3. Beispiele der Einflußnahmen und praktischen Wirkungen

Wie wurden die Einflußmöglichkeiten in der praktischen Politik realisiert und welche tatsächlichen Wirkungen lassen sich feststellen? Bevor das historische Material daraufhin befragt wird, sind noch kurze theoretische Vorüberlegungen notwendig:

Einfluß und Macht sind Begriffe, die sich auf ein relationales Verhältnis beziehen (A — B). In einem strengen Sinne läßt sich Einfluß nur nachweisen, wenn sich zeigen läßt, daß B durch wie auch immer geartete Einwirkung von A veranlaßt wird, etwas zu tun (bzw. nicht zu tun), was er sonst, d. h. ohne eine solche Einwirkung, nicht getan (bzw. getan) hätte. (Analoges gilt für die umgekehrte Beziehung!) Darüber hinaus ist jedoch zu beachten, daß in einem Interaktionsverhältnis aufgrund der bestehenden Einfluß-und Machtstruktur auch ohne eine ausdrückliche Einwirkung ein bestimmender Einfluß ausgeübt werden kann, indem nämlich nach dem Gesetz der antizipierenden Reaktion (C. J. Friedrich) die vermutliche Einwirkung in Rechnung gestellt wird. In diesem Zusammenhang ist der Sachverhalt zu sehen, daß bestimmte Fragestellungen und Entscheidungspunkte aufgrund der Machtstruktur überhaupt nicht ins Auge gefaßt werden. Neben dem Bereich tatsächlich getroffener Entscheidungen besteht also ein komplexer Bereich des „non-decision-making", in dem die Wirkungen eines Einflusses empirisch schwer nachweisbar sind.

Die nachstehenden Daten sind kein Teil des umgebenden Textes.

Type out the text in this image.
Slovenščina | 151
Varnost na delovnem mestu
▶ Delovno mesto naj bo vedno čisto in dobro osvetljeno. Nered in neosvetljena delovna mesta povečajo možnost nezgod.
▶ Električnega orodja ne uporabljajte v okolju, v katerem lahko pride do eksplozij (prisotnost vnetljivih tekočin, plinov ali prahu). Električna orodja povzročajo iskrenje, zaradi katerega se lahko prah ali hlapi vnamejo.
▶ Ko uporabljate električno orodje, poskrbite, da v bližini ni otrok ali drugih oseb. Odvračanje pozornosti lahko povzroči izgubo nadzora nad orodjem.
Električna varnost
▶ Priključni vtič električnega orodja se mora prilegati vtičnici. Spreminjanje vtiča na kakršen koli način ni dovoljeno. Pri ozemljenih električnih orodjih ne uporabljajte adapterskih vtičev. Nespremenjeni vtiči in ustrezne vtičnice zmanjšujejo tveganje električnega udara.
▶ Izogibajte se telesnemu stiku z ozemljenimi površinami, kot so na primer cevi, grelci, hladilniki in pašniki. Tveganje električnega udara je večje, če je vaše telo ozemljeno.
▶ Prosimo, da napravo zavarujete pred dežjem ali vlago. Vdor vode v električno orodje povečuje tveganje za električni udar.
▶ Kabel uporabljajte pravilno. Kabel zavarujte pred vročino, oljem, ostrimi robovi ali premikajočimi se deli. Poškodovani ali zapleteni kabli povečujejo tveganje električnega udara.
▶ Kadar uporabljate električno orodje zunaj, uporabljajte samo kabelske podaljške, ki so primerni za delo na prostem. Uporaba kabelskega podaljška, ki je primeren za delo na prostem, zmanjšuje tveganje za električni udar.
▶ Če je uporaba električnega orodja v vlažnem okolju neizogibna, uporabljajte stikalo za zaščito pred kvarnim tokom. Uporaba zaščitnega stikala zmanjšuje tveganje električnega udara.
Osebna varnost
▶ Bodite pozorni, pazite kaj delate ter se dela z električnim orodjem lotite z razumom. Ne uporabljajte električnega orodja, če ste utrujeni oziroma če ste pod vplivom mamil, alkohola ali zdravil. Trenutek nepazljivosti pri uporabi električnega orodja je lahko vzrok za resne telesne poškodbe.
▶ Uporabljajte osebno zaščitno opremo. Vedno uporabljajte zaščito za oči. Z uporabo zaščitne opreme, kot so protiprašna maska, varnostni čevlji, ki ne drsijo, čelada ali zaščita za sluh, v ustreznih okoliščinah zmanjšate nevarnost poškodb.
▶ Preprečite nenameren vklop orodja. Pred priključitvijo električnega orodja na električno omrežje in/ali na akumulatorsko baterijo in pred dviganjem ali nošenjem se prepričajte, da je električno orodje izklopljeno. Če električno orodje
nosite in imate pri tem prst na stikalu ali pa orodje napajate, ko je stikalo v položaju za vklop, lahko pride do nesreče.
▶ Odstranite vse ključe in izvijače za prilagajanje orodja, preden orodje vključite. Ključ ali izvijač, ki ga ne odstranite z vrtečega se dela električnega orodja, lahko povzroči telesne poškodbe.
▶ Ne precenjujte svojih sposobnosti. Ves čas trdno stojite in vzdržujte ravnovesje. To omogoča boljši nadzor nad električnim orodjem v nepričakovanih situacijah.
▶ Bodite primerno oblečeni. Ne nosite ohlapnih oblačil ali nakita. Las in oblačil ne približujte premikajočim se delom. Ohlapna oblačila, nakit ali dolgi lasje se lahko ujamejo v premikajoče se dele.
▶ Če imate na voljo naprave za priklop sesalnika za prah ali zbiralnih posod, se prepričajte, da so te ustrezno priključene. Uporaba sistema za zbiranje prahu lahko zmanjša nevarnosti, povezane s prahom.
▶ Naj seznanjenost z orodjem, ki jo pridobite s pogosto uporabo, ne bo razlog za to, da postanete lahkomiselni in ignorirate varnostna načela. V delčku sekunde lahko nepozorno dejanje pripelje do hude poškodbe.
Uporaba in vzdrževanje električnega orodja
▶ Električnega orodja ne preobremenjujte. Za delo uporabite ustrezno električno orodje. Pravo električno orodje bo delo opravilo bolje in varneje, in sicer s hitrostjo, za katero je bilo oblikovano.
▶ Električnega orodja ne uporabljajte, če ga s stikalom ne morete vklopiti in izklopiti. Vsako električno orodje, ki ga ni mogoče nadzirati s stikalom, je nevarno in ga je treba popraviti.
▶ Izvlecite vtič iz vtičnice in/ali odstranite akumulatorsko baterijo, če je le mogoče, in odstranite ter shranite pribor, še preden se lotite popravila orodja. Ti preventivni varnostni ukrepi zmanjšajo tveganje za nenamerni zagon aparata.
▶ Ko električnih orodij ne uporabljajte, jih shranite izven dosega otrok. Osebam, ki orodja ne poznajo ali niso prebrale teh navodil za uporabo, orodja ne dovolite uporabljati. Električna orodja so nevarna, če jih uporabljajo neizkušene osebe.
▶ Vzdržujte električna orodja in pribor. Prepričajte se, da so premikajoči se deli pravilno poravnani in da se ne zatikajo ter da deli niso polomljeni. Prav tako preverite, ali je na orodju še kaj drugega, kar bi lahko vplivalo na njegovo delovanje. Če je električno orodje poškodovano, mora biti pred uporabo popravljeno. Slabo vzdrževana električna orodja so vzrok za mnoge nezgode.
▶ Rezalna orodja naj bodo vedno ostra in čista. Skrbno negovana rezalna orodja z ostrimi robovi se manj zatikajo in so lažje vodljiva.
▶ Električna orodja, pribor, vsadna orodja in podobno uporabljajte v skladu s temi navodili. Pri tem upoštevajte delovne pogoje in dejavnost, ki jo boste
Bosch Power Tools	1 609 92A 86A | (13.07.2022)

Diese unterschiedlichen Einflußweisen sind zu beachten bei der Analyse des tatsächlichen Einflusses der USA auf die Weimarer Republik in der Dawesplanphase. Zur Vermeidung von Mißverständnissen sei betont, daß es selbstverständlich in der vorausgehenden Phase ebenfalls direkte und indirekte Einwirkungen gab, die nachweisbar die deutsche Politik bestimmten. So war z. B. — um hier nur die beiden bedeutendsten Fälle zu nennen — die deutsche Taktik bei der Diskussion über die Festsetzung der Reparationssumme im Frühjahr 1921 maßgeblich im Blick auf die vermutliche amerikanische Reaktion konzipiert und Simons'Hilferuf an Harding nicht zuletzt auf Anraten einer Delegation amerika-7 nischer Geschäftsleute formuliert worden; in ähnlicher Weise hatten prominente amerikanische „business men" im Frühjahr 1923 maßgeblich Cunos Politik bestimmt, Mr. Kent (Bankers Trust) war sogar an der Abfassung der deutschen Note vom 2. Mai direkt beteiligt. Im Unterschied zu diesen unkoordinierten und nichtautoritativen Einflußnahmen amerikanischer Privatleute wurde indes mit der Einsetzung des Daweskomitees das oben skizzierte Zusammenspiel zwischen amerikanischen Geschäftsleuten und US-Regierung eingeleitet und partiell institutionalisiert, wodurch — insbesondere in Verbindung mit den hohen Investitionen in Deutschland — eine neue Einflußqualität entstand.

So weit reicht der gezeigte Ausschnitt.